As part of an ongoing series of interviews with contemporary female writers, CF speaks to writer Ingrid Persaud in A Way With Words.
You originally trained in law, and worked as a legal academic before moving into the arts. What inspired the change of career, and what drew you to writing in particular?
It’s not as strange as it may seem. I was on a panel with two other writers recently and we were all lapsed lawyers. The career change wasn’t planned. I stumbled into an Art foundation course at the Slade and was hooked. Writing slowly took over from Fine Art. My head and my heart understood writing better than any other creative practice. It’s where I feel complete.
Is it true that The Sweet Sop which won both the Commonwealth Short Story Prize and BBC National Short Story Award in 2018 was the first story you’d ever written?
It was and it wasn’t. Yes, it was my first proper short story but it wasn’t my first experience of writing. I’d been honing my craft indirectly through my academic work and my artwork made extensive use of text. For several years I also wrote a weekly essay about life in Barbados. So yes, The Sweet Sop was my first short story but it was years in the making.
Following the success of the story, how did you find the process of beginning and writing Love After Love?
I was already well into writing Love After Love when I won the BBC NSSA. Winning was the spur I needed to finish the draft.
How much do you plan what you’re going to write?
Too little. When I have a detailed plan it sucks the joy out of my writing. But if I planned more I would avoid so many plot errors. Trying to find a happy medium between planning and going where the characters take me.
In the book, Betty, Chetan and Solo all take turns at the narration. Did one voice come to you more easily than the others?

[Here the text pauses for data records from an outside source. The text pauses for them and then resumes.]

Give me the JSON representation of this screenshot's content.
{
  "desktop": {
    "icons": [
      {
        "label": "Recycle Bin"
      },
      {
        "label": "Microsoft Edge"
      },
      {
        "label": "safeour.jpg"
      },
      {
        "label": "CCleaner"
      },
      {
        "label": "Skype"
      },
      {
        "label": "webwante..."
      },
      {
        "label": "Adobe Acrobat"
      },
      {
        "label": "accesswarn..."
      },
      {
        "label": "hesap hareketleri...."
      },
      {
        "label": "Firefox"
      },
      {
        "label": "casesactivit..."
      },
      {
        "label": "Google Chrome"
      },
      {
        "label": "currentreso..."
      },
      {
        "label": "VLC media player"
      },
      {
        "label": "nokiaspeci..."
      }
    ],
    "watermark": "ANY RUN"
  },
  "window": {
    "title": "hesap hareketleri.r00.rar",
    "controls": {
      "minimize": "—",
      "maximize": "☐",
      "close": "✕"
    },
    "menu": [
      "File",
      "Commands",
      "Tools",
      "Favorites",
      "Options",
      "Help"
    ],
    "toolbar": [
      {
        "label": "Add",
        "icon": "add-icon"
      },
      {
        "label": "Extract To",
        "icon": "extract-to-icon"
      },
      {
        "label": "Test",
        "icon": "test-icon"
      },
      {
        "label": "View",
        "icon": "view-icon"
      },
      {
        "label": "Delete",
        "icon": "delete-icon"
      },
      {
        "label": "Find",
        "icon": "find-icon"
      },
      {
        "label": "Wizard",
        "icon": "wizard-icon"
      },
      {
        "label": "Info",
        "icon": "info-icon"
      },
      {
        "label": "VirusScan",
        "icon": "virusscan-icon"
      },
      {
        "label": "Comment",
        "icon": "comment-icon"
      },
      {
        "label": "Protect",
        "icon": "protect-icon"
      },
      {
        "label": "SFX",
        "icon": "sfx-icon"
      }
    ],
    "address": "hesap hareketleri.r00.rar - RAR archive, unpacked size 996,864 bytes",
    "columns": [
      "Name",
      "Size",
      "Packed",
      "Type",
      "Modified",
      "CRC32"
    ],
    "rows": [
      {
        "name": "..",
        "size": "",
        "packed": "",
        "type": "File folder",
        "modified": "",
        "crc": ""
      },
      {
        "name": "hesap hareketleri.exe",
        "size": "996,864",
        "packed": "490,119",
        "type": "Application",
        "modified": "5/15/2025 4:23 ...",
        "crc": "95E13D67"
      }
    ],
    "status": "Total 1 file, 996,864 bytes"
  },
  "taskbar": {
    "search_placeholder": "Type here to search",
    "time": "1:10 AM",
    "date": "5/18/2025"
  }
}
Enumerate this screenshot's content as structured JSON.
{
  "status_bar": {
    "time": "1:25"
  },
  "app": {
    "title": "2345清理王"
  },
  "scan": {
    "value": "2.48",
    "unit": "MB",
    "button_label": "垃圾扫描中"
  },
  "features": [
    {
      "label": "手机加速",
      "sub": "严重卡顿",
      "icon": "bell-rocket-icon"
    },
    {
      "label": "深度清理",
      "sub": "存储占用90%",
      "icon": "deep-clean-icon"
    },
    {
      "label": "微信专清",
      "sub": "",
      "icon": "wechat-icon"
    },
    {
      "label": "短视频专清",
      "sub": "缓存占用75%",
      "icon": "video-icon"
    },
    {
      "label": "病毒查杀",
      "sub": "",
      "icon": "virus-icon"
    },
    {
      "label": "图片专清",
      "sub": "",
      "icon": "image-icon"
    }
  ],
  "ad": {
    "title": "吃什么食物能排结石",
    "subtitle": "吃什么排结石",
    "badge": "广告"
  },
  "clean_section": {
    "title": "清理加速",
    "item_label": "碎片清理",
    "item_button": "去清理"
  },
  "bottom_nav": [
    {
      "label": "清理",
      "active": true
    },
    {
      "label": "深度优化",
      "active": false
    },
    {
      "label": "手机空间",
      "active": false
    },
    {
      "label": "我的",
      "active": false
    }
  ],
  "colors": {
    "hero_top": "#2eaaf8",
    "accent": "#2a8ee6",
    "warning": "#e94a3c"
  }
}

Betty and I are both middle-aged woman so her voice should come naturally. Not so. Solo and Mr. Chetan were easier. Women are always imagining ourselves into the places and roles denied us so it wasn’t difficult being in the head of a teenage boy or a gay man.
Were any authors or books particularly influential or helpful with the writing of the novel?
As a Caribbean writer, V.S. Naipaul is always on your shoulder. The courage and energy in Marlon James’s writing and the craft of Kei Miller’s poetry helped me out of the shadows.
After drafting and redrafting, how do you decide when a piece is finally finished?
A draft can always be improved. I only stop when I’m barred because the manuscript is with the printer.
Do you ever abandon a piece of writing?
All. The. Time. I have abandoned a complete draft novel. It was crap.
You split your time between London and Barbados. How do you think these different places and cultures influence your writing?
Barbados is a paradise offering peace and headspace to reflect. I write with intense energy when I am there. London is where I immerse myself in culture. I write but not as efficiently. I am constantly batting away the distractions of yet another play or meeting friends. I need both places.
What are you currently working on?
I’m knee deep in my next novel. It’s set in Trinidad of the 1940s and 1950s and tells the story of Boysie Singh, the Al Capone of the Caribbean, through the women in his life.
Where do you go in search of inspiration?
Conversations with my village of old friends.
A book everyone should read?
Ask the person running your local bookstore. Buy it from them.
Best piece of writing advice you’ve been given?
Show up at your desk every day. Yes, that includes Christmas, Easter, and your birthday.
The last book to make you smile?
Kevin Barry’s That Old Country Music.
Your favourite place to read?
On my chaise with my dog, Bob Marley, on my feet.